L’argument principal qui emporta l’adhésion du Conseil municipal fut une fois encore : l’importance d’un musée d’art – « au même titre que le carnaval et ses batailles de fleurs »- pour le tourisme ! Les politiques artistiques sont ainsi… pleinement politiques…

Les architectes Yves Bayard et Henri Vidal ont fait une proposition originale d’une sorte d’arc tétrapode à cheval, d’une part sur le cours du Paillon, d’autre part sur l’axe de l’ancienne nationale 7 reliant le quartier du port et la vieille ville aux quartiers qui se sont développés aux XIXème et au XXème siècles.
L’architecture du musée avait à concilier deux éléments constituants du tissu urbain niçois : la planification urbanistique sarde et l’utopie exotique de la Belle Epoque.
Une monumentalité inspirée par les principes du Classicisme (plan carré, arcature) répond à l’ordonnance de la place Garibaldi. Un jeu optique lie les tonalités ocre rouge du soubassement aux surfaces lisses en marbre de Carrare des tours sur lesquelles se découpent les oliviers, transposant au coeur de la cité les registres d’ordre et de paix de la nature méditerranéenne.
La couverture du Paillon donne une opportunité rare de disposer de terrains en centre ville et permet le développement ample d’un dispositif baptisé "Promenade des Arts" constitué d’un musée et d’un théâtre.
Cette implantation cruciale au coeur de la ville imposait un développement en hauteur réalisé par quatre tours carrées sur une base de 20 mètres de côté pour une élévation de 30 mètres.
De l’extérieur, elles sont aveugles mais reliées par des passerelles vitrées. La distribution des espaces d’exposition se fait sur trois niveaux, plus un niveau de terrasses accessibles au public. Le premier niveau abrite les expositions temporaires, les 2ème et 3ème niveaux sont réservés aux collections. La surface disponible est d’environ 4 000 m2 sur trois niveaux totalisant 9 salles d’exposition. Le recours à des cimaises mobiles permet de cloisonner partiellement les espaces pour obtenir les mètres linéaires nécessaires à certaines expositions.
Les terrasses sont traitées comme des belvédères d’où la vue embrasse largement la ville. Sur l’une d’entre elles, est présenté Le Mur de Feu d’Yves Klein, réalisé avec le concours de la Direction des Musées de France ; c’est une édition de l’un des projets développés par l’artiste pour l’exposition de Krefeld en 1961.
L’entrée principale et la boutique du musée se trouvent au niveau du parvis qui abrite également l’auditorium et la galerie du musée.
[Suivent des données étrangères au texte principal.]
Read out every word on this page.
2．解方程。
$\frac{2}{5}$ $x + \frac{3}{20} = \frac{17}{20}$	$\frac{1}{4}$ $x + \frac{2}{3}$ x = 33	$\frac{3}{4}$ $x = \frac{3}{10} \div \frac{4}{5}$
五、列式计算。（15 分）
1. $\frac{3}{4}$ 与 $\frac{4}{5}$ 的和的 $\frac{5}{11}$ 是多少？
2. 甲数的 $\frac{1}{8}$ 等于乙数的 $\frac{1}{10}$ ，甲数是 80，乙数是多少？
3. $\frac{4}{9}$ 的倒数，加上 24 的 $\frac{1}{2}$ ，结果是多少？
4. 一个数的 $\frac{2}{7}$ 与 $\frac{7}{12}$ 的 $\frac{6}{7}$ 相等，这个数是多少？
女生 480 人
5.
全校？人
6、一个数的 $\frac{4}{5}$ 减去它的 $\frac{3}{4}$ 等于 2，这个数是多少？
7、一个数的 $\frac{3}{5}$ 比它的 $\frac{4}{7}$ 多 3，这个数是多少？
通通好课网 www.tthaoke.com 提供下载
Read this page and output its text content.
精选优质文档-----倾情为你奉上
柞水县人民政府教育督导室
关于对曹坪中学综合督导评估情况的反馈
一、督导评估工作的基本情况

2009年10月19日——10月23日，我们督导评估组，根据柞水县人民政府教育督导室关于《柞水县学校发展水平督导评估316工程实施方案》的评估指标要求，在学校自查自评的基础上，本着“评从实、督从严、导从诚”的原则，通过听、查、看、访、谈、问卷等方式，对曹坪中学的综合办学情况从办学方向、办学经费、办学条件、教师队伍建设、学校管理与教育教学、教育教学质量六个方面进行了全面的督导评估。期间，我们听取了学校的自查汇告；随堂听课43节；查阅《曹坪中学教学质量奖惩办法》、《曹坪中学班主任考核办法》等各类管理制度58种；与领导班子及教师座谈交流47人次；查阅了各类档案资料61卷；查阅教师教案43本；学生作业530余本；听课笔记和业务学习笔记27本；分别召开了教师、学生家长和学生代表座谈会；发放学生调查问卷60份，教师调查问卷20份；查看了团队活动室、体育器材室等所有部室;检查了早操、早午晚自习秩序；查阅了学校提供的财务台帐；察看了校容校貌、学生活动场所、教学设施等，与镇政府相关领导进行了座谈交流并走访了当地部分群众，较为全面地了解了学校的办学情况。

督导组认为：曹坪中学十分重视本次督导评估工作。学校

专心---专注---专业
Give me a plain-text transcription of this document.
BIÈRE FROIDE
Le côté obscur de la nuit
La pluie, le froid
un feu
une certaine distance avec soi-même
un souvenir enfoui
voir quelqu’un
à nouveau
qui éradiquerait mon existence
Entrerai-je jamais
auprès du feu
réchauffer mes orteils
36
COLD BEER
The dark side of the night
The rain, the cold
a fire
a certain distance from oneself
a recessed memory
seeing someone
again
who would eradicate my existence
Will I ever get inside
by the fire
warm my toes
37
 Description de l’architecture du musée sur le site du Mamac
http://www.mamac-nice.org/

Esquisse du MAMAC, 1986

Et le politique s’invita encore lors de l’inauguration

Une rétrospective Arman était prévue pour l’inauguration du MAMAC. Or Jacques Médecin, fortement critiqué sur ce qui deviendront ses « affaires » , flirte alors avec le Front national. Il reçoit « pompeusement » Le Pen à la mairie ; trois conseillers municipaux aussitôt démissionnent. Dans un interview à Antenne 2, le maire prononce une parole rapide et malheureuse –qu’il regrettera officiellement- : « ce sont les juifs qui partent »...
Une polémique féroce s’enclenche sur le plan national pour ces propos qualifiés d’antisémites . Arman, le plus connu des artistes niçois, renonce à sa Rétrospective, dans sa propre ville et pour l’inauguration d’un musée construit pour lui et ses collègues niçois… Scandale !

« Après la réception royale faite à Jean-Marie Le Pen et à l’ancien Waffen SS Shoenhuber et les déclarations assez antisémites de M. Médecin, je n’ai pas au le cœur d’inaugurer cette exposition main dans la main, sourire dans le sourire avec le maire de Nice »

 Arman, Déclaration du 8 mai 1990, à l’AFP

Jack Lang, de nouveau ministre de la culture (et des grands travaux), envoie à Arman un télégramme de félicitations.

« Au moment où Monsieur Jacques Médecin récidive et revendique à 99,9% les thèses du Front national, Jack Lang espère que d’autres artistes accepteront de suivre l’exemple d’Arman. »

 Jack Lang, Texte publié dans Libération le 15 avril 1990

La condamnation des propos du maire fait l’unanimité chez les artistes de l’Ecole de Nice. Leurs réponses par contre sont diverses ; elles hésitent entre l’importance d’un tel événement pour leur art et leur caution à la cause de l’antiracisme symbolisé par le geste d’Arman. Fâché, Jack Lang indique que l’Etat ne prêtera pas d’œuvre des musées nationaux et refuse de venir à l’inauguration.
L’art devient second, on a affaire à un combat de « Jack contre Jacques », comme le titre la presse internationale… qui contribue néanmoins à faire connaître sur le plan national et international le Musée et l’art à Nice ! Sur fond d’opposition gauche/droite, Jack Lang se veut le chantre de l’antiracisme et « Jacquoù de Nissa », le défenseur de la décentralisation.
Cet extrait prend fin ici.